The most extensive recount in modern Virginia political history will involve tens of thousands of people statewide to determine the state’s next attorney general. The recount begins Monday in Fairfax County and the cities of Alexandria and Chesapeake before moving to every jurisdiction in the state on Tuesday and Wednesday. Those three localities get a head start because of the extensive hand counting of ballots entailed in their recount or simply the sheer number of ballots and machines to be checked, which is the case in Fairfax County. A three-judge recount court will convene on Thursday in Richmond to rule on challenged ballots that emerge from the re-tabulation. Democrat Mark Herring should know by Friday if his 165-vote edge holds or if Republican Mark Obenshain has picked up enough votes to surpass his fellow state senator —or closed it sufficiently to take it one step further. Obenshain’s camp has signaled the recount might not be the candidate’s last gasp. They could play a rare, little-used card, taking the race to the General Assembly as a contested election and letting the Republican-majority body decide the race or call for a new election.
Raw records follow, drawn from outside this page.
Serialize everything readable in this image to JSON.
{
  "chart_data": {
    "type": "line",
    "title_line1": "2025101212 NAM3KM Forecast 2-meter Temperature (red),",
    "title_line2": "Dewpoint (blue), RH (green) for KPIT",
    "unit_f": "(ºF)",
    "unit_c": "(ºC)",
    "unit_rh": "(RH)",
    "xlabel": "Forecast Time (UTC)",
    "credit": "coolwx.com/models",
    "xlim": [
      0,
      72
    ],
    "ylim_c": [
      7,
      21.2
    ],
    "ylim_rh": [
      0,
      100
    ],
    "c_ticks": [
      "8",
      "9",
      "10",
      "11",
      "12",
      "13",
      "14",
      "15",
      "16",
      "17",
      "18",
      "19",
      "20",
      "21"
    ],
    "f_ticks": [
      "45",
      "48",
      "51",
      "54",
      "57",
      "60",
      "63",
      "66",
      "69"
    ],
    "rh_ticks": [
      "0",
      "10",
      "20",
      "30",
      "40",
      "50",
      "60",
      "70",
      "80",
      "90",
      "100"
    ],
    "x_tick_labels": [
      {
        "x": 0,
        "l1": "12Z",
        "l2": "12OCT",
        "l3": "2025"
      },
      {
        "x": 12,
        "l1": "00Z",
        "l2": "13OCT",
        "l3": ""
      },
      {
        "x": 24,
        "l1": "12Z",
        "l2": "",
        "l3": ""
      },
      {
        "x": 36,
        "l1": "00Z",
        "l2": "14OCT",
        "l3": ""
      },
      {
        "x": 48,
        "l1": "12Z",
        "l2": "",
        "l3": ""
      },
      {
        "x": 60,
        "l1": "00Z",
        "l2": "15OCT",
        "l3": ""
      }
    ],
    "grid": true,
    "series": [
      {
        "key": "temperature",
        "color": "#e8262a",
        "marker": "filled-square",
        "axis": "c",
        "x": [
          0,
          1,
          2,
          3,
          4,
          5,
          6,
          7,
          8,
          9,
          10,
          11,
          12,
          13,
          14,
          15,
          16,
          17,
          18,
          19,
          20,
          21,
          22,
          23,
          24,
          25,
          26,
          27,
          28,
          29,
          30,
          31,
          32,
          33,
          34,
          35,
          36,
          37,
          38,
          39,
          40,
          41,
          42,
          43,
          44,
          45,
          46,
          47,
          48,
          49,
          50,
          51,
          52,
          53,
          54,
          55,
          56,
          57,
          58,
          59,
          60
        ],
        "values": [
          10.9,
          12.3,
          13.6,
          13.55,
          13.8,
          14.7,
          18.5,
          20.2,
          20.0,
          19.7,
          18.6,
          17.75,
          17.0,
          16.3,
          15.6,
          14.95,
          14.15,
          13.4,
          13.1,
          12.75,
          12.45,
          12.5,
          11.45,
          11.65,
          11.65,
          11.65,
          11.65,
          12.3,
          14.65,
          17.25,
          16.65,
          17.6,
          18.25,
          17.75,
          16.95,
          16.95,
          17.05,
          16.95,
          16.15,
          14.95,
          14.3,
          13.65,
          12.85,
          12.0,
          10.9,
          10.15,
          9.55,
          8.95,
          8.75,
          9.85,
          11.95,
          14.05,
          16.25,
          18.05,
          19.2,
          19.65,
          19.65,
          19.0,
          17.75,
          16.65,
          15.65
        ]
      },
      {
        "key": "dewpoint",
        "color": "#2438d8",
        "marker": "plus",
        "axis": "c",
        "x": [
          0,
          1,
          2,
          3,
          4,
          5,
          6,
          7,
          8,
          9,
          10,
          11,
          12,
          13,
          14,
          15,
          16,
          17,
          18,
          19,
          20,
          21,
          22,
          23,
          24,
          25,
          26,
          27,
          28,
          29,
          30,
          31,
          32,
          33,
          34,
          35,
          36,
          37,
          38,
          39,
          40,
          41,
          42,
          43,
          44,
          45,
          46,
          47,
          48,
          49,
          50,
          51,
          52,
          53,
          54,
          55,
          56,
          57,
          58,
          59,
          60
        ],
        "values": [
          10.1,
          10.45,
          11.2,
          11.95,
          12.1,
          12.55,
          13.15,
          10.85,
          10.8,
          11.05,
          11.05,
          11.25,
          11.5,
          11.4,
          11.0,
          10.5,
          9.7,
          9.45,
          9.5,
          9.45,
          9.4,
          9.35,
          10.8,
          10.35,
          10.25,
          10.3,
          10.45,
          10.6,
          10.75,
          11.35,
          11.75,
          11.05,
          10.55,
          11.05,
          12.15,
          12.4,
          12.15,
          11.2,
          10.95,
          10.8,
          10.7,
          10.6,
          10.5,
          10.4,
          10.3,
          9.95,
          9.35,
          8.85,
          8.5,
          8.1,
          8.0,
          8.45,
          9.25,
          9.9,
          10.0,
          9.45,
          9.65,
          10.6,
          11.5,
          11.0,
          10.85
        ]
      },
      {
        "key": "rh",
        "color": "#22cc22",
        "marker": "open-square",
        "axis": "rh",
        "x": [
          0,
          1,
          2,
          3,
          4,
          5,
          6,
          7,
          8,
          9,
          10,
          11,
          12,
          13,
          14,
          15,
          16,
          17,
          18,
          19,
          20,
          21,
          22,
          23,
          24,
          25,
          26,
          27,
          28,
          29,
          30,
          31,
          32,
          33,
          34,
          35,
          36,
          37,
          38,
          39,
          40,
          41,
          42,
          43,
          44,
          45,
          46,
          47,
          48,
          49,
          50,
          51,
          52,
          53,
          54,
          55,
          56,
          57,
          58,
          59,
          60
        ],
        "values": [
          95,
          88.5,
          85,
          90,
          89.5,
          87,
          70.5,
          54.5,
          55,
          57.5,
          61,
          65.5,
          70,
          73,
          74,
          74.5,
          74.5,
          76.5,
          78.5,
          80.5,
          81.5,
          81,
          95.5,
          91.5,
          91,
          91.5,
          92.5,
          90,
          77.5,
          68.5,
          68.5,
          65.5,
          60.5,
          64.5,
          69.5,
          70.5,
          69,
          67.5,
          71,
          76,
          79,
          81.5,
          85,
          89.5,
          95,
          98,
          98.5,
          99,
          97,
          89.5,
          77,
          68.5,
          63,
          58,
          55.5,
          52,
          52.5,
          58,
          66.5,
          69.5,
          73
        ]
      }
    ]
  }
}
Regardless of how the contest ends, the outcome will be closely watched by both national political parties because the office of attorney general is often a launching pad for governor, as well as once reliably red Virginia’s increasing importance as a swing state in presidential elections.
The State Board of Elections vowed the recount will be thorough, politically balanced and transparent.
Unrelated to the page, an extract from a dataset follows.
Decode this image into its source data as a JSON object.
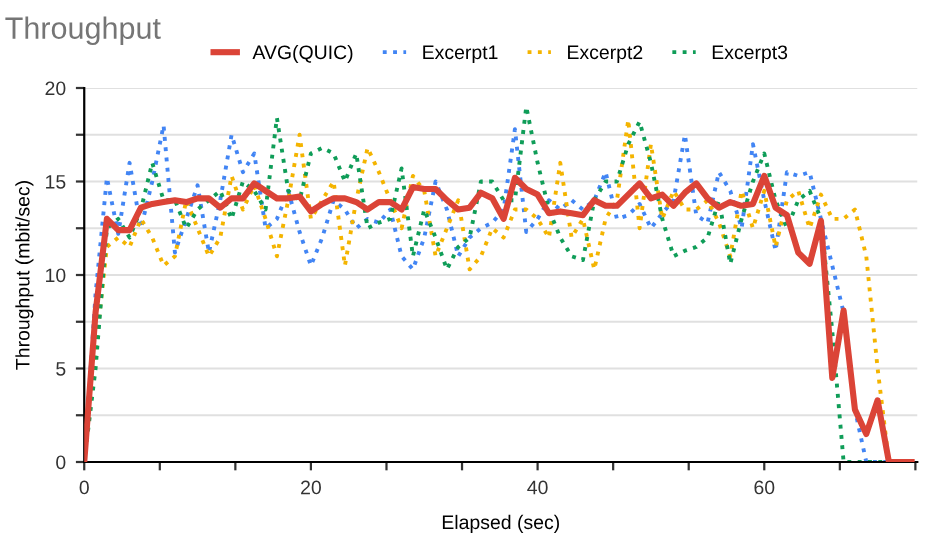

“I think when you talk about fairness and transparency, at each stage there’s different institutions involved that should provide confidence in the system,” Secretary Don Palmer said. “You have the election community involved, you have the political parties and you have the judicial system, and together I think that it will be a very thorough recount.”
The recount will turn primarily on paper ballots — one-fourth of the 2.2 million votes cast — which are run through optical scan machines to record the votes. Sometimes they result in so-called overvotes and undervotes.
Those involve instances in which a ballot reflected votes for every candidate but one, or one on which opposing candidates for the same office each were marked off because of an errant stroke of a pencil. An undervote might entail, for example, a voter filling in the “O” of Obenshain instead of the oval on the ballot that should be marked. The vote wouldn’t be recorded, but could be in a recount.